Quoi de plus légitime que de faire participer l’aval de la filière – la moyenne et la grande distribution - au financement du soutien aux agriculteurs.Les taux de marge nette de la grande distribution dans le secteur des fruits et légumes se situent entre 30 et 40 % et sont tout simplement scandaleux!
L’assiette très large et le taux réduit de la taxe, de l’ordre de 1%, permettront de limiter son impact.
Les conséquences tant pour les producteurs que pour les consommateurs resteront donc très faibles.
Monsieur le ministre, je vous demande de bien réfléchir avant de renoncer à cette taxe.
Car c’est bien là tout l’enjeu de notre débat : nous devons impérativement permettre une baisse significative des charges des agriculteurs dès le 1er janvier 2012.
Monsieur le ministre, vous avez pris, hier, devant l'Assemblée, l’engagement que le Gouvernement soutiendra un dispositif d’allégement supplémentaire des charges pesant sur le travail permanent dans l’agriculture applicable avant la fin de la législature».
Nous respectons votre compétence, votre capacité de travail et votre savoir-faire diplomatique.
Nous vous faisons confiance, monsieur le ministre, pour aboutir à ce geste vital pour l’avenir de l’agriculture.
Mais soyons clairs. Notre initiative a déjà fait bouger les lignes. Mais, l’adoption de notre proposition de loi est nécessaire pour créer l'élan politique dont vous avez besoin pour gagner les batailles internes qui vous attendent jusqu'à sa mise en oeuvre.

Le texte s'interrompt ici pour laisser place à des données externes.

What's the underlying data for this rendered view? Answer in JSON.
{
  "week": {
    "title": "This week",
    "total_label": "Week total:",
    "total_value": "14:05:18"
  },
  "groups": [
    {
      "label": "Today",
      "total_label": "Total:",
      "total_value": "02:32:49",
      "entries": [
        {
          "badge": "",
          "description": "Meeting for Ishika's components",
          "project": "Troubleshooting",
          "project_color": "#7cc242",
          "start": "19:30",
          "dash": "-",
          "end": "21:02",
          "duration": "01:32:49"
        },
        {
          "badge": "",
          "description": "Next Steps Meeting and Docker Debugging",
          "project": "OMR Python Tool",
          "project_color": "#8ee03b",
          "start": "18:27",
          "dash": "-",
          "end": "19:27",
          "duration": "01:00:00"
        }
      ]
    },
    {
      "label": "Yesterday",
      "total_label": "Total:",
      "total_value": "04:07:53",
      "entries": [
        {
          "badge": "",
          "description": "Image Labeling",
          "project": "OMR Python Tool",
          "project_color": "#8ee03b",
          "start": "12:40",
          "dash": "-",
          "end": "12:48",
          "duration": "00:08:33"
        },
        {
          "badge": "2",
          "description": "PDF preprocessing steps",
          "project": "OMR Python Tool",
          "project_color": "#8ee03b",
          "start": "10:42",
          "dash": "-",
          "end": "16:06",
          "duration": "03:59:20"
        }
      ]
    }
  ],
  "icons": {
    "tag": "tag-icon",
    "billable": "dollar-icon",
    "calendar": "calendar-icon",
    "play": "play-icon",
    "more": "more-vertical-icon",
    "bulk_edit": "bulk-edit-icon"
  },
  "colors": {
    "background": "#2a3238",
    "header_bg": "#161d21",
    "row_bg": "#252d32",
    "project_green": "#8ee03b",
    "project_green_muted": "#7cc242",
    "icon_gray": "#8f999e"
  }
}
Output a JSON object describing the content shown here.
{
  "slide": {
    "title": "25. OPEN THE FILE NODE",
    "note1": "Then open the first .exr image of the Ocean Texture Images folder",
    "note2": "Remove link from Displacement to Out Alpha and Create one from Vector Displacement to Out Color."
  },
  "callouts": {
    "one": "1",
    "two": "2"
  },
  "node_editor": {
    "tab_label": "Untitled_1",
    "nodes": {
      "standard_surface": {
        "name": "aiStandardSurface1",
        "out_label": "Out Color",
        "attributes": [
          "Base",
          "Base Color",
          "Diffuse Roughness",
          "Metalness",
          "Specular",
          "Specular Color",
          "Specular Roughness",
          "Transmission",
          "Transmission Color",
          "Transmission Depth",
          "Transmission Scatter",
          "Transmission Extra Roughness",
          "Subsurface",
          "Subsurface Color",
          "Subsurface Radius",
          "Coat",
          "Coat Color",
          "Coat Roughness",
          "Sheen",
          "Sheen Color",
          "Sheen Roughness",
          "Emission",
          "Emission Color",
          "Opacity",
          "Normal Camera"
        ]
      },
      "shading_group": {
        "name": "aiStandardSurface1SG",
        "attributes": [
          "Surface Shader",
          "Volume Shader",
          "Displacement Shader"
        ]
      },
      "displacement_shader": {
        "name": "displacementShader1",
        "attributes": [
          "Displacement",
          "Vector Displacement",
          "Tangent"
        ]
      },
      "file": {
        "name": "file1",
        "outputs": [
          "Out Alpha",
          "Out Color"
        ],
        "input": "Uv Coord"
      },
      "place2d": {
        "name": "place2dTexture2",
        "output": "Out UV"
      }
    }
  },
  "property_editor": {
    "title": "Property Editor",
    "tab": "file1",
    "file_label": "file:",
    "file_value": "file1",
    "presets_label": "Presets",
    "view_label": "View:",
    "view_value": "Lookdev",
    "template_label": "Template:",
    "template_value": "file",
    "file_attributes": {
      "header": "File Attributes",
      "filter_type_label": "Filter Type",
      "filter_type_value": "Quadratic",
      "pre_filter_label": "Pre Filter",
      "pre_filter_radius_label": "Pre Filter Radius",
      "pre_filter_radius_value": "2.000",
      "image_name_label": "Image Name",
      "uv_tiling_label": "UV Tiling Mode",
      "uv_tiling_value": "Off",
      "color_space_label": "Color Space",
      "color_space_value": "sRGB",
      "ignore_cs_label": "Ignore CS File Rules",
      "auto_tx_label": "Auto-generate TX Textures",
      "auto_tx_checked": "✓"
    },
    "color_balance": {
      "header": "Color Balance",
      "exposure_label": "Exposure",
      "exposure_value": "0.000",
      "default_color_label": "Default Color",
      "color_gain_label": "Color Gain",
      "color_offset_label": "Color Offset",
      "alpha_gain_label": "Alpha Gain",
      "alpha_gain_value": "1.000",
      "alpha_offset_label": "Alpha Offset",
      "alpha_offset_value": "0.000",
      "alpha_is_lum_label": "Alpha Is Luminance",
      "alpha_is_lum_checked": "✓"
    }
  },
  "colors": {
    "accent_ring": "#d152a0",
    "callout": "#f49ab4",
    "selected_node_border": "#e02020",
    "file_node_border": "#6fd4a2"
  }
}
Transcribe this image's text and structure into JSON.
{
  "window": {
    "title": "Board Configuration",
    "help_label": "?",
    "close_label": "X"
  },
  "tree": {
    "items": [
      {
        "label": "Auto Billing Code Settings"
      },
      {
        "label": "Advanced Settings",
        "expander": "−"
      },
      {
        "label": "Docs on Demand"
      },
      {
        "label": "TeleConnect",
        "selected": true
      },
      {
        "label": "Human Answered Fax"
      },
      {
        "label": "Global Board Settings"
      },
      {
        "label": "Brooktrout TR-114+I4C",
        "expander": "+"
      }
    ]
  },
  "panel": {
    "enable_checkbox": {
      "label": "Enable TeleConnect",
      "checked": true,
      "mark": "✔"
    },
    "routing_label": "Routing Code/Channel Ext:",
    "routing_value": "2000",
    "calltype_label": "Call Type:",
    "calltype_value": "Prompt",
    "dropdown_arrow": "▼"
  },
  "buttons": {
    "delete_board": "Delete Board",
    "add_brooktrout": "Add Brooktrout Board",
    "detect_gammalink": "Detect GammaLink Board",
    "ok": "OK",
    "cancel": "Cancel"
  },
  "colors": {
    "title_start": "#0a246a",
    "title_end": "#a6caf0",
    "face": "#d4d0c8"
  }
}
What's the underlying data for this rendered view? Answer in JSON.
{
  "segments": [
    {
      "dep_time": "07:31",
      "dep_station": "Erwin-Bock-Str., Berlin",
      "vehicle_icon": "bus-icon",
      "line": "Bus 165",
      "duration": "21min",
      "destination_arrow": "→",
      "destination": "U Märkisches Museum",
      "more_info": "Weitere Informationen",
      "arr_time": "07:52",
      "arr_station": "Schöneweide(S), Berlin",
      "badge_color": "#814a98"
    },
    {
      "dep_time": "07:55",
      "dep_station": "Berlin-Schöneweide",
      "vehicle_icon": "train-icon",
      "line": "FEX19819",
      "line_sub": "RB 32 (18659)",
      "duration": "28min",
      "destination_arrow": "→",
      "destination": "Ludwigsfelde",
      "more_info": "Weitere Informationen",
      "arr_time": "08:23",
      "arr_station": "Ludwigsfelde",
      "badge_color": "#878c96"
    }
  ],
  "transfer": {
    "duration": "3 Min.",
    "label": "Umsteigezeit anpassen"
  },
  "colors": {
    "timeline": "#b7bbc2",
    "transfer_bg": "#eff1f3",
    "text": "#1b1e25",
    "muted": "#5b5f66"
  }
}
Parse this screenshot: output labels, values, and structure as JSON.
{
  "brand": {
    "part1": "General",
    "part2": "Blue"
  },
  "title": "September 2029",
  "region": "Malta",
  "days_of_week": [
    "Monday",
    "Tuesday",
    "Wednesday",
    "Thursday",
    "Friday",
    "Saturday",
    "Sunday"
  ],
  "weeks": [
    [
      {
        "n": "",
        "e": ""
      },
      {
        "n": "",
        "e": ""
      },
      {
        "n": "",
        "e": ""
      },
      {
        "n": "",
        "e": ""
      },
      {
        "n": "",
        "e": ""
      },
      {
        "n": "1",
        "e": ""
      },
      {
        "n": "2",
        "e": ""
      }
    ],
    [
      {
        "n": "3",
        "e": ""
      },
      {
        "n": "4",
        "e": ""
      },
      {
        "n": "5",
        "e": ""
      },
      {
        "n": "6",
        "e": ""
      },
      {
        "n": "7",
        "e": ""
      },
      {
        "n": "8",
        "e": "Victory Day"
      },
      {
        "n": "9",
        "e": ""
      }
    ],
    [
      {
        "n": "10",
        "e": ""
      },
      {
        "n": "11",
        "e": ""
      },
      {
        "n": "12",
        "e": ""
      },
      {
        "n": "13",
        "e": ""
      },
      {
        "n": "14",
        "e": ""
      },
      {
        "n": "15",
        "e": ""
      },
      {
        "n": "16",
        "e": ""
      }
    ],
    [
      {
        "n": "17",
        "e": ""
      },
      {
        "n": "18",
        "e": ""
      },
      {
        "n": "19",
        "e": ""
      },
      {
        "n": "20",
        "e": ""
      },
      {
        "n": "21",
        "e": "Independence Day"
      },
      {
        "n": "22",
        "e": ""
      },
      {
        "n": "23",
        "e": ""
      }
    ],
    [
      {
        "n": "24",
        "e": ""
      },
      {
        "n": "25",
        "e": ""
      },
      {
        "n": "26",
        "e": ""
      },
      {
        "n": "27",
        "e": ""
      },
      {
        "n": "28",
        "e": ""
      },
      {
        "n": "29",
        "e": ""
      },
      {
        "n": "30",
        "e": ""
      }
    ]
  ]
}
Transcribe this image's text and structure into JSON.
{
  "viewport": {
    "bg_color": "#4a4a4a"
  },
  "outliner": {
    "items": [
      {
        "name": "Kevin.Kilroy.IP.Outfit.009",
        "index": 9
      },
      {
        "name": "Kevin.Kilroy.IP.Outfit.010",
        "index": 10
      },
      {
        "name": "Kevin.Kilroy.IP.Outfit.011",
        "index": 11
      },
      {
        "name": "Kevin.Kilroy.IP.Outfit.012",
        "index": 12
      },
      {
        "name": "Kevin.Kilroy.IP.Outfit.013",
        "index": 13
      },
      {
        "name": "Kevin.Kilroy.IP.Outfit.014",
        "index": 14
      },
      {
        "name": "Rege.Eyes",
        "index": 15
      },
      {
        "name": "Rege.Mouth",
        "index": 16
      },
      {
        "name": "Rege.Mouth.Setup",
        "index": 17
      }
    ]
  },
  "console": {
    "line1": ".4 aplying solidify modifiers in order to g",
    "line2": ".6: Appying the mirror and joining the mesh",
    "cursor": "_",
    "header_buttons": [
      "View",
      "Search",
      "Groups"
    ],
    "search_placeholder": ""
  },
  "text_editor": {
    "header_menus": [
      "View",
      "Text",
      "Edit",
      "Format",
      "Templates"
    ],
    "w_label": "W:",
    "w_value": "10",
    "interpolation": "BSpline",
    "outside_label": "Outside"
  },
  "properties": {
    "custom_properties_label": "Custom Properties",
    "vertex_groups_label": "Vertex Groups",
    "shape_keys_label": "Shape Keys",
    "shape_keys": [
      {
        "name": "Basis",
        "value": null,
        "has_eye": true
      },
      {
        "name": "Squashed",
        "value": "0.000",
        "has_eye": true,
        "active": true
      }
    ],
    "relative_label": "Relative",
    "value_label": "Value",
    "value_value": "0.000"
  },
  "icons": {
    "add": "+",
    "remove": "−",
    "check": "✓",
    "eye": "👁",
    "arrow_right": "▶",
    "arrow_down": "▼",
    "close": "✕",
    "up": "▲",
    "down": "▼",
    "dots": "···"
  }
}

C'est pourquoi, mes chers collègues, nous vous appelons à la voter sans états d'âme le Mardi 3 Mai.
Monsieur le Ministre, vous pourrez ensuite améliorer son contenu en maîtrisant le calendrier de travail parlementaire, afin notamment de l’enrichir de l'apport de notre collègue Bernard Reynès au terme de la mission que vous lui avez confiée.
En final, ce qui compte, seul, à nos yeux, c'est la baisse significative des charges de nos agriculteurs au 1er Janvier 2012.
Quelque soit le vote de l'Assemblée le 3 Mai, je continuerai, avec le groupe Nouveau Centre, ce juste combat jusqu’à son terme.
Monsieur le ministre, nous vous faisons confiance mais nous restons vigilants et adaptons pour la circonstance la doctrine de la Banque de France : « la confiance au gouvernement n’exclut pas le contrôle du Parlement ».
Soyons clairs. Nous ne nous satisferons pas d’une «mesurette»!
Mais si vous décidez de porter une réforme ambitieuse, à la hauteur des défis auxquels notre agriculture est confrontée, alors, les Centristes, Charles de Courson et moi-même vous soutiendrons de toutes nos forces.